There are 44 communities with WA’s Department of Communities that don’t have access to microbial water testing, with some community members drinking from water supplies that haven’t been tested in more than a decade.

According to environmental health workers, the true figure of those without access to microbial water testing could be much higher.

In WA, there are 138 remote Aboriginal communities in the Remote Essential and Municipal Services program.

Forty-four of those communities, housing at least 500 people, don’t have access to microbial water testing, leaving them vulnerable to bugs such as E. coli and Naegleria.

Department of Communities assistant director-general, Paul Isaachsen, said in a statement to NIT that there is currently no mechanism for those communities to request government microbial water testing if they have concerns about their water.

But Chicky Clements, environmental health worker for Nirrumbuk Aboriginal Corporation, said the true number of people drinking suspect water could be much higher than 500.

Since 2020, overcrowding and COVID-19 concerns have led some Aboriginal people in the Kimberley to move from larger communities back to very small outstations that were built before the Aboriginal and Torres Strait Islander Commission was disbanded in 2005.

Outstations do not receive any water, sewerage, or power services from the Kimberley Remote Service Provider.

Drinking and bathing water in outstations is drawn from rivers or from bores sunk when the communities were established under ATSIC. Mr Clements said as far as he is aware, the bores and attached tanks have not been tested or cleaned since they were installed with ATSIC funding.

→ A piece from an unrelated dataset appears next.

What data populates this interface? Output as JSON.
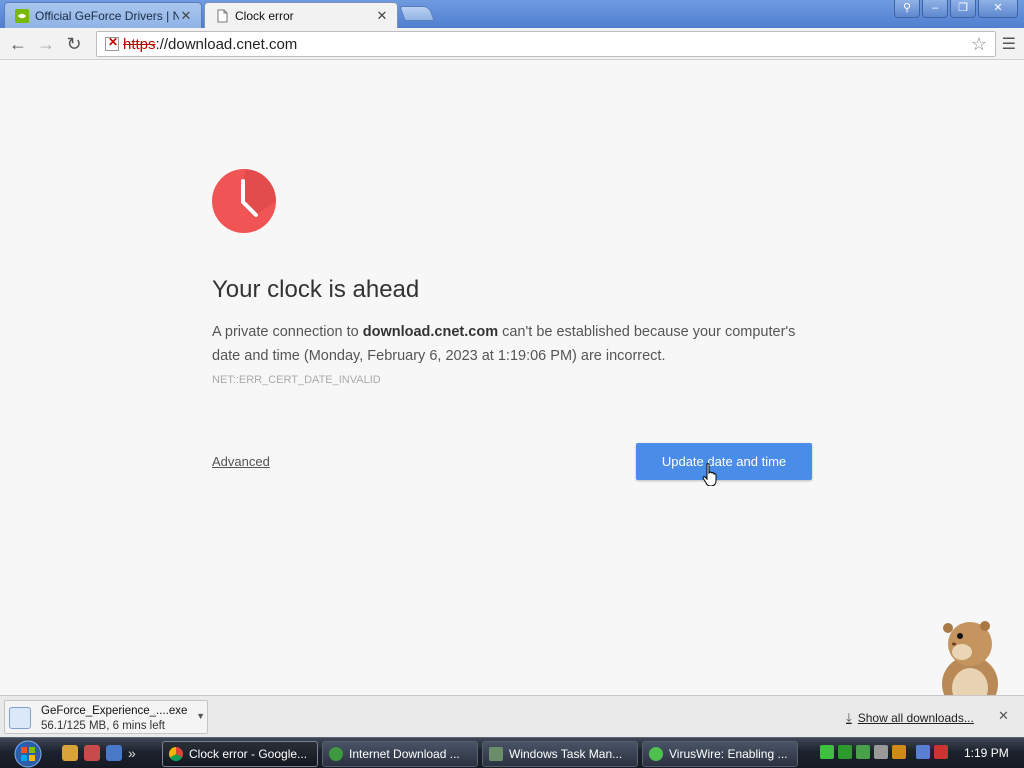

“There’s no testing until someone gets really sick; then they’ll have to try and trace back to where they were, what they did, or what they drank or ate,” Clements said.

“And if it does come back pinpointed to (the drinking water) that’s when they’ll do a test.”

Karajarri woman Fay Dean lives on Country at an outstation near Bidyadanga and drinks from a bore that was sunk when the station was established in the early 2000s.

She said in her 15 years on the station, her water supply hasn’t been tested once.

“I’m just risking it. There have been some bugs in there, and we’ve been told to flush the tank, but how would we get in there to push the sand out, if there’s sand and beetles and frogs in there?”

Ms Dean’s brother lives at Frazier Downs Station, where the tap water has been contaminated for at least 30 years. At Frazier Downs they bring in bottled water to avoid getting sick, but Ms Dean says she can’t afford that.

“I’d like to know, what am I drinking? Is this going to have after-effects as I get older?”

Mr Clements and other Aboriginal environmental health workers who did not want to be named said if they had access to field testing kits, they could get instant results on drinking water.

“If we had (water testing) kits, we could have done probably regular water testing on a lot of these little outstations, and that would at least indicate what’s in the water,” Mr Clements said. “But that sort of thing has the potential to cost big bucks.”

Aboriginal environmental health workers have told NIT there is no political will to fund the testing.

“(I think the Government’s attitude is it’s) probably better not to know what’s there and just wait until something happens (to those drinking the water),” Mr Clements said.

When Mr Clements asked a representative of the State Government whether Nirrumbuk could access field testing kits, he was told that testing water on outstations would create more issues than it was worth for the Government.

“Pretty much what I was told was, ‘well if you do that you can open up a can of worms. So the safest thing, the easiest thing is, if there’s an issue with the water, just boil it,’” Mr Clements said.

The State Government did not respond to questions about how many community members are living at outstations without water testing and how they could keep their water safe for consumption.

Water Minister Dave Kelly’s office said responsibility for water testing lies with the Department of Communities, and forwarded NIT’s request to Housing Minister John Carey.

Mr Carey did not respond before publication.